Latest health reform bill to address insurance 'age rating'by Elizabeth Stawicki, Minnesota Public Radio
St. Paul, Minn. — A key Senate committee led by Montana Democrat Max Baucus is expected to vote Tuesday on the latest version of health care reform, and there have been reports that the reform legislation would allow insurance companies to hike up premiums based solely on your age.
The idea of charging older people more for health insurance didn't begin with reform -- it's already happening. And the bill aims to limit the cost.
When insurance companies charge older people more for health insurance than younger people, it's called "age rating." For the most part it's limited to cases where individuals buy health insurance on the open market. It also applies to those in Minnesota's high-risk pool and sometimes people who work for a small company that offers insurance.
Those who are usually hit with age rating tend to be people who are self-employed or unemployed and are between the ages of 50 to 64, too young for Medicare.
Delores LaFollette, 64, fits that description. She publishes children's books in Brainerd and hasn't had insurance for the past four years.
"Once I hit 60, my premium went from $463 a month to $587 just for turning 60; that was my birthday present," LaFollette said. "I couldn't afford it. I shopped and it was a bare bones policy no office visits, no preventative visits, nothing."
LaFollette, who's also a volunteer activist with AARP, said she has no pre-existing conditions or health problems and doesn't take any medication. She thinks how you take care of your health, not age, should determine the cost of your insurance premiums.
"If you have a health condition that needs to be addressed, obviously you're probably going to end up paying more," she said. "Of the ones that are healthy and have a lifestyle that they try to stay healthy with, [they] should not be penalized for those who don't do that."
Julia Philips of the Minnesota Commerce Department said on average, as people get older they have more medical expenses.
"Obviously there are counter-examples: young people can have catastrophic medical expenses," Philips said. "But if you look at a population that's large enough to be statistically reliable, you can say that the groups of people that are older are likely to have larger expenses than the group that are younger."
There are two reasons why age rating is getting more attention. First, if health reform requires people to buy coverage they may be subject to some form of age rating. Second, the bills would limit the spread of how much more insurance companies can charge older people. Most states, but not Minnesota, have no limit.

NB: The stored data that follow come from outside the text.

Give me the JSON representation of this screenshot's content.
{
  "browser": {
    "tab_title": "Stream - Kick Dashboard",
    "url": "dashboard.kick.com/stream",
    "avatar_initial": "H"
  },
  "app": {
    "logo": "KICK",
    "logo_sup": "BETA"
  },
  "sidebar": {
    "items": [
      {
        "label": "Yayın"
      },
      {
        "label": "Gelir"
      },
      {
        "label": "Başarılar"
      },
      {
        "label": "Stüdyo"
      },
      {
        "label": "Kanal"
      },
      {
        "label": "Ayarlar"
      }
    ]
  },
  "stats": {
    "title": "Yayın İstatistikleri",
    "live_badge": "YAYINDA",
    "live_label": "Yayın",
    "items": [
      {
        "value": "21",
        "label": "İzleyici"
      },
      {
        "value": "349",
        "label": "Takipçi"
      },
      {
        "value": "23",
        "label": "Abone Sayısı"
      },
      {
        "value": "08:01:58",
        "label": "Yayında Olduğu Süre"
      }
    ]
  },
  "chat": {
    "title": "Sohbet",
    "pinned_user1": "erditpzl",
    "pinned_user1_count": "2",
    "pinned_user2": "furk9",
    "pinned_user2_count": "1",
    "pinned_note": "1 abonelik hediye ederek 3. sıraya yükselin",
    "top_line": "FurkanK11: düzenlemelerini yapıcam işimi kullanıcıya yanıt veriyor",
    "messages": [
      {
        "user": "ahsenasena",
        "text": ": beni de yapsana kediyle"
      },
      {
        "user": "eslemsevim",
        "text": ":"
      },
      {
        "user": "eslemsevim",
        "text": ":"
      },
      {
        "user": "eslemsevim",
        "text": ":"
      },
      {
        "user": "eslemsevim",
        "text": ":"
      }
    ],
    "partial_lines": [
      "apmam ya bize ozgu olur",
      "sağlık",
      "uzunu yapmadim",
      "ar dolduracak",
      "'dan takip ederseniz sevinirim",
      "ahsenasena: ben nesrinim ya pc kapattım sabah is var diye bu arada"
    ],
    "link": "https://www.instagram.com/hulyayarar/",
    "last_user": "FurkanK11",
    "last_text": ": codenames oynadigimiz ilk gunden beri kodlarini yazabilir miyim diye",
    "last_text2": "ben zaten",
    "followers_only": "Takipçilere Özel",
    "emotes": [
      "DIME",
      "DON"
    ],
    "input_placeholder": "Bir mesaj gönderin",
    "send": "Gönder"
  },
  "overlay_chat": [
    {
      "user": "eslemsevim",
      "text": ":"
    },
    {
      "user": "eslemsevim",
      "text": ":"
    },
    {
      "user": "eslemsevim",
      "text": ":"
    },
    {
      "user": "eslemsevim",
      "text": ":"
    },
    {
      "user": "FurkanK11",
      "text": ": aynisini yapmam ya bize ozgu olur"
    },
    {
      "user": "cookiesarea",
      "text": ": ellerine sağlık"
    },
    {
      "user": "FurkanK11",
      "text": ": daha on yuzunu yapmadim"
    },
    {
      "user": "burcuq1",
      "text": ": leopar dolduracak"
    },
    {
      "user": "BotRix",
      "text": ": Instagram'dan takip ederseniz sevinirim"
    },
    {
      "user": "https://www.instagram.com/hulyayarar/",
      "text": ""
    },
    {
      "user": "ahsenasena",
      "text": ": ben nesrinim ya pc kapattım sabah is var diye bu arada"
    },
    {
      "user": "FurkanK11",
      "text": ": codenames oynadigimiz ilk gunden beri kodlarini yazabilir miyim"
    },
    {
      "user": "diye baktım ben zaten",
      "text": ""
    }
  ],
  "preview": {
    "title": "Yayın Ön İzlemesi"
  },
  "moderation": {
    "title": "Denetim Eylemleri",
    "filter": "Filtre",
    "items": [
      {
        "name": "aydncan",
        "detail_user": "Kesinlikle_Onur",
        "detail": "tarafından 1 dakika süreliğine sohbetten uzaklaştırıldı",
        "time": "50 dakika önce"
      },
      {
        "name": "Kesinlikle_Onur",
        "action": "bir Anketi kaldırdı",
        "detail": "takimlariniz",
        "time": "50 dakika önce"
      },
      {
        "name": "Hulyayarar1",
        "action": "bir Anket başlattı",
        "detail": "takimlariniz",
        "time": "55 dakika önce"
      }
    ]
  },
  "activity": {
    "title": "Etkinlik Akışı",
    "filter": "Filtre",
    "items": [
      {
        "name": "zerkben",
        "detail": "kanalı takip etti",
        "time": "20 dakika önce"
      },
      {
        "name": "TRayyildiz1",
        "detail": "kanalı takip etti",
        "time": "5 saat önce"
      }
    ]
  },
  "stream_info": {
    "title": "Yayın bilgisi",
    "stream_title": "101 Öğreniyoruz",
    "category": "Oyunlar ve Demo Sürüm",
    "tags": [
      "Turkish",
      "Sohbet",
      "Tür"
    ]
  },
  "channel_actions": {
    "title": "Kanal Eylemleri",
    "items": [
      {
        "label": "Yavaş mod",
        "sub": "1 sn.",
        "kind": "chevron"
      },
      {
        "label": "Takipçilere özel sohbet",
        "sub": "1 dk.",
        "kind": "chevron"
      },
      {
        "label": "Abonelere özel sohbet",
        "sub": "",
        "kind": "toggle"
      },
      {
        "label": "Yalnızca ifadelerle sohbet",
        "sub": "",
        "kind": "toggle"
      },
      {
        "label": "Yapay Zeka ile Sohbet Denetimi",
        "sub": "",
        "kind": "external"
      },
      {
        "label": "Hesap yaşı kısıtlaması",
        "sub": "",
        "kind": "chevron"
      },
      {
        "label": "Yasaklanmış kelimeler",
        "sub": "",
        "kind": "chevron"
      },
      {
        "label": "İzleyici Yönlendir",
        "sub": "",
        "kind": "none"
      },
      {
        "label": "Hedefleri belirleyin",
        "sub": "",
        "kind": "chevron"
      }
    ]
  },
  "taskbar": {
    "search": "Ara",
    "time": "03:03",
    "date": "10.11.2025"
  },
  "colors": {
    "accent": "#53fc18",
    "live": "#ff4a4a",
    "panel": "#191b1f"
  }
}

The Baucus bill would restrict insurance companies to charging older individuals no more than four times what a younger person would pay. Different bills the Senate is considering would limit the charges to twice as much as a younger person pays.
The Urban Institute just released a study** that crunched the numbers on what those ratios mean per person. Researcher Linda Blumberg said it depends on your income.
For example, if you're between 55 and 64, single and earn less than about $44,000 a year, the bills provide some government subsidy. If you earn more, under the Baucus bill, you would end up paying about $10,000 a year for health insurance. Under the other proposals, you'd pay about $7,300.
Blumberg said that would by particularly hard on older people who earn more than $44,000 because in addition to higher premiums, they're also apt to need more medical visits, and as a result, pay more in out of pocket costs.
"For those who are just over that subsidy-eligibility range, those that wouldn't be offered a full premium out of pocket we need to worry about them, especially the older under these big 4 to 1 rating bands," Blumberg said.
Minnesota is one of the few states that already have an age-rating cap at 3 to 1, so an older person buying insurance on the individual market can't be charged more than three times more than what a younger person pays.
Right now, the bills don't address what would happen in states like Minnesota if Baucus' plan at 4 to 1 becomes law. The question is whether Minnesotans who aren't old enough yet for Medicare would pay more, or whether the law would apply only to states where such people are already paying more than they do here.
**NOTE: Since the report came out, the Baucus bill lowered the age rating from 5 to 1 to 4 to 1.
- Morning Edition, 10/13/2009, 7:20 a.m.